Paper
26 January 2017 Improved clinical diffusion MRI reliability using a tensor distribution function compared to a single tensor
Dmitry Y. Isaev, Talia M. Nir, Neda Jahanshad, Julio E. Villalon-Reina, Liang Zhan, Alex D. Leow, Paul M. Thompson
Author Affiliations +
Proceedings Volume 10160, 12th International Symposium on Medical Information Processing and Analysis; 101601K (2017) https://doi.org/10.1117/12.2257281
Event: 12th International Symposium on Medical Information Processing and Analysis, 2016, Tandil, Argentina
Abstract
Fractional anisotropy derived from the single-tensor model (FADTI) in diffusion MRI (dMRI) is the most widely used metric to characterize white matter (WM) micro-architecture in disease, despite known limitations in regions with extensive fiber crossing. Models such as the tensor distribution function (TDF), which represents the diffusion profile as a probabilistic mixture of tensors, have been proposed to reconstruct multiple underlying fibers. Although complex HARDI acquisition protocols are rare in clinical studies, the TDF and TDF-derived scalar FA metric (FATDF) have been shown to be advantageous even for data with modest angular resolution.
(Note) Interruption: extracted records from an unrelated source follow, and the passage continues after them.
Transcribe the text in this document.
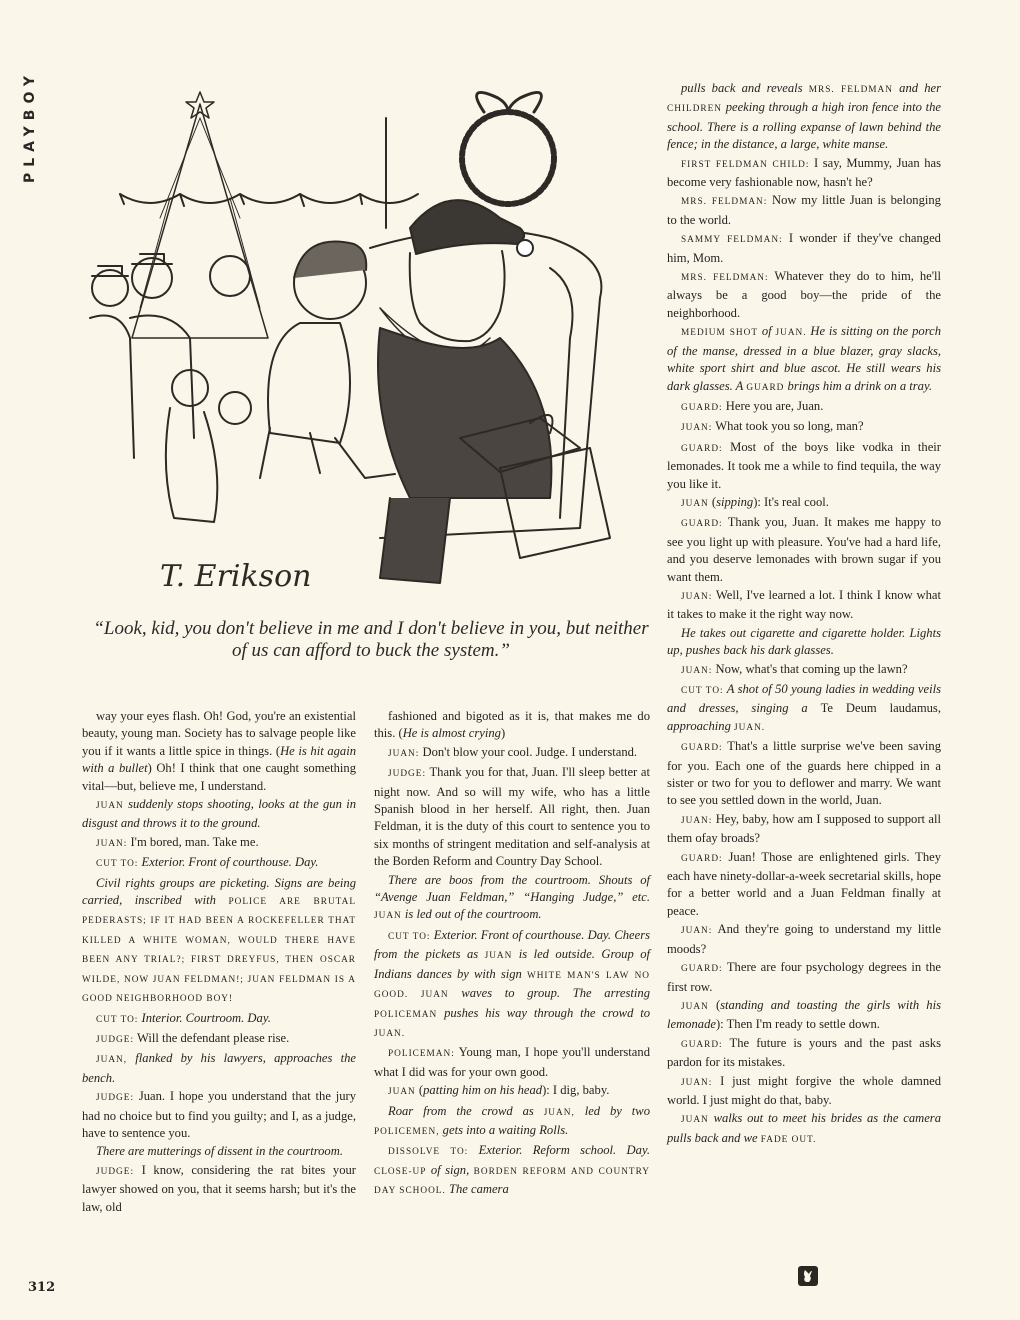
PLAYBOY
T. Erikson
“Look, kid, you don't believe in me and I don't believe in you, but neither of us can afford to buck the system.”

way your eyes flash. Oh! God, you're an existential beauty, young man. Society has to salvage people like you if it wants a little spice in things. (He is hit again with a bullet) Oh! I think that one caught something vital—but, believe me, I understand.

JUAN suddenly stops shooting, looks at the gun in disgust and throws it to the ground.

JUAN: I'm bored, man. Take me.

CUT TO: Exterior. Front of courthouse. Day.

Civil rights groups are picketing. Signs are being carried, inscribed with POLICE ARE BRUTAL PEDERASTS; IF IT HAD BEEN A ROCKEFELLER THAT KILLED A WHITE WOMAN, WOULD THERE HAVE BEEN ANY TRIAL?; FIRST DREYFUS, THEN OSCAR WILDE, NOW JUAN FELDMAN!; JUAN FELDMAN IS A GOOD NEIGHBORHOOD BOY!

CUT TO: Interior. Courtroom. Day.

JUDGE: Will the defendant please rise.

JUAN, flanked by his lawyers, approaches the bench.

JUDGE: Juan. I hope you understand that the jury had no choice but to find you guilty; and I, as a judge, have to sentence you.

There are mutterings of dissent in the courtroom.

JUDGE: I know, considering the rat bites your lawyer showed on you, that it seems harsh; but it's the law, old

fashioned and bigoted as it is, that makes me do this. (He is almost crying)

JUAN: Don't blow your cool. Judge. I understand.

JUDGE: Thank you for that, Juan. I'll sleep better at night now. And so will my wife, who has a little Spanish blood in her herself. All right, then. Juan Feldman, it is the duty of this court to sentence you to six months of stringent meditation and self-analysis at the Borden Reform and Country Day School.

There are boos from the courtroom. Shouts of “Avenge Juan Feldman,” “Hanging Judge,” etc. JUAN is led out of the courtroom.

CUT TO: Exterior. Front of courthouse. Day. Cheers from the pickets as JUAN is led outside. Group of Indians dances by with sign WHITE MAN'S LAW NO GOOD. JUAN waves to group. The arresting POLICEMAN pushes his way through the crowd to JUAN.

POLICEMAN: Young man, I hope you'll understand what I did was for your own good.

JUAN (patting him on his head): I dig, baby.

Roar from the crowd as JUAN, led by two POLICEMEN, gets into a waiting Rolls.

DISSOLVE TO: Exterior. Reform school. Day. CLOSE-UP of sign, BORDEN REFORM AND COUNTRY DAY SCHOOL. The camera

pulls back and reveals MRS. FELDMAN and her CHILDREN peeking through a high iron fence into the school. There is a rolling expanse of lawn behind the fence; in the distance, a large, white manse.

FIRST FELDMAN CHILD: I say, Mummy, Juan has become very fashionable now, hasn't he?

MRS. FELDMAN: Now my little Juan is belonging to the world.

SAMMY FELDMAN: I wonder if they've changed him, Mom.

MRS. FELDMAN: Whatever they do to him, he'll always be a good boy—the pride of the neighborhood.

MEDIUM SHOT of JUAN. He is sitting on the porch of the manse, dressed in a blue blazer, gray slacks, white sport shirt and blue ascot. He still wears his dark glasses. A GUARD brings him a drink on a tray.

GUARD: Here you are, Juan.

JUAN: What took you so long, man?

GUARD: Most of the boys like vodka in their lemonades. It took me a while to find tequila, the way you like it.

JUAN (sipping): It's real cool.

GUARD: Thank you, Juan. It makes me happy to see you light up with pleasure. You've had a hard life, and you deserve lemonades with brown sugar if you want them.

JUAN: Well, I've learned a lot. I think I know what it takes to make it the right way now.

He takes out cigarette and cigarette holder. Lights up, pushes back his dark glasses.

JUAN: Now, what's that coming up the lawn?

CUT TO: A shot of 50 young ladies in wedding veils and dresses, singing a Te Deum laudamus, approaching JUAN.

GUARD: That's a little surprise we've been saving for you. Each one of the guards here chipped in a sister or two for you to deflower and marry. We want to see you settled down in the world, Juan.

JUAN: Hey, baby, how am I supposed to support all them ofay broads?

GUARD: Juan! Those are enlightened girls. They each have ninety-dollar-a-week secretarial skills, hope for a better world and a Juan Feldman finally at peace.

JUAN: And they're going to understand my little moods?

GUARD: There are four psychology degrees in the first row.

JUAN (standing and toasting the girls with his lemonade): Then I'm ready to settle down.

GUARD: The future is yours and the past asks pardon for its mistakes.

JUAN: I just might forgive the whole damned world. I just might do that, baby.

JUAN walks out to meet his brides as the camera pulls back and we FADE OUT.

312
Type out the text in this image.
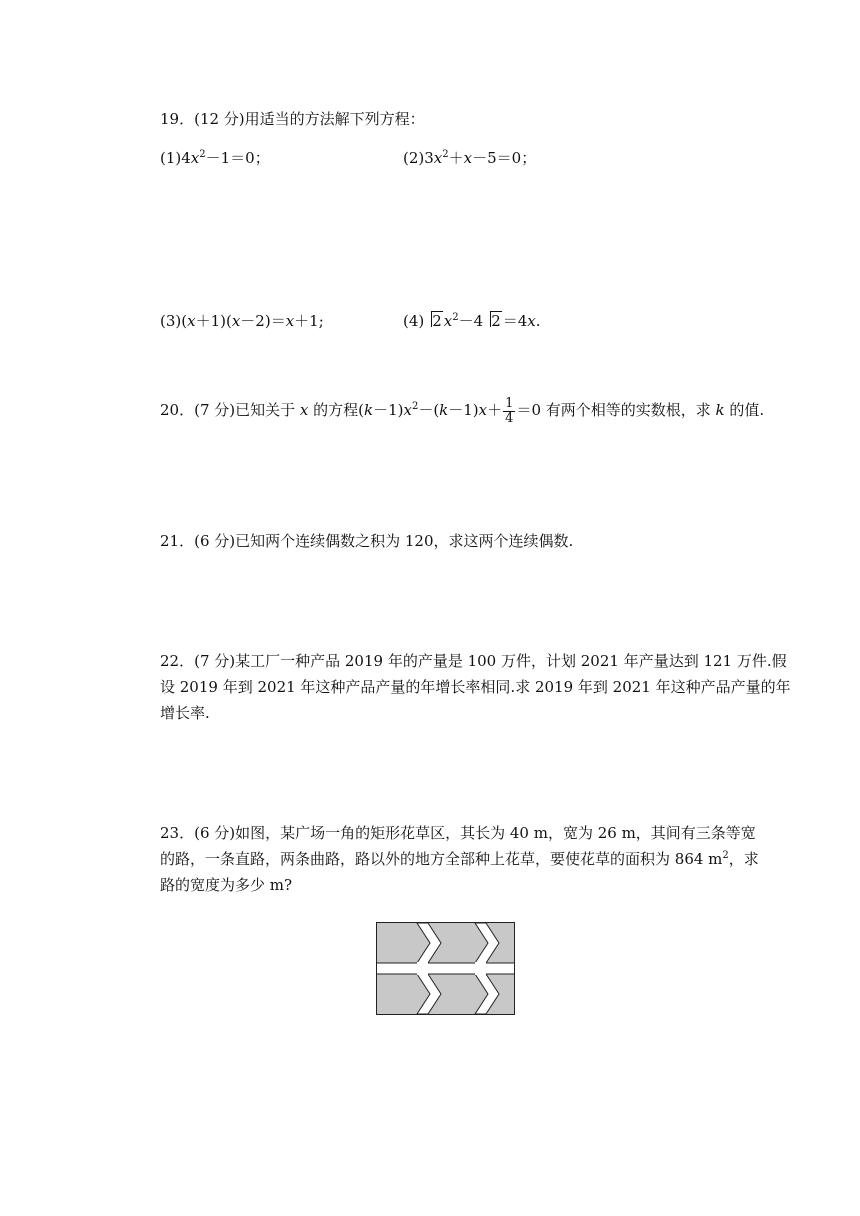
19．(12 分)用适当的方法解下列方程：
$(1)4x^2-1=0$；	$(2)3x^2+x-5=0$；
(3)(x＋1)(x－2)＝x＋1;	(4) 2 $x^2-4$ 2 ＝4x.
20．(7 分)已知关于 x 的方程$(k-1)x^2-(k-1)x+ \frac{1}{4} =0$ 有两个相等的实数根，求 k 的值.
21．(6 分)已知两个连续偶数之积为 120，求这两个连续偶数.
22．(7 分)某工厂一种产品 2019 年的产量是 100 万件，计划 2021 年产量达到 121 万件.假
设 2019 年到 2021 年这种产品产量的年增长率相同.求 2019 年到 2021 年这种产品产量的年
增长率.
23．(6 分)如图，某广场一角的矩形花草区，其长为 40 m，宽为 26 m，其间有三条等宽
的路，一条直路，两条曲路，路以外的地方全部种上花草，要使花草的面积为 864 $m^2$，求
路的宽度为多少 m?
However, further evaluation and validation of the metric are necessary. Here we compared the test-retest reliability of FATDF and FADTI in clinical quality data by computing the intra-class correlation (ICC) between dMRI scans collected 3 months apart. When FATDF and FADTI were calculated at various angular resolutions, FATDF ICC in both the corpus callosum and in a full axial slice were consistently more stable across scans, as compared to FADTI.
© (2017) COPYRIGHT Society of Photo-Optical Instrumentation Engineers (SPIE). Downloading of the abstract is permitted for personal use only.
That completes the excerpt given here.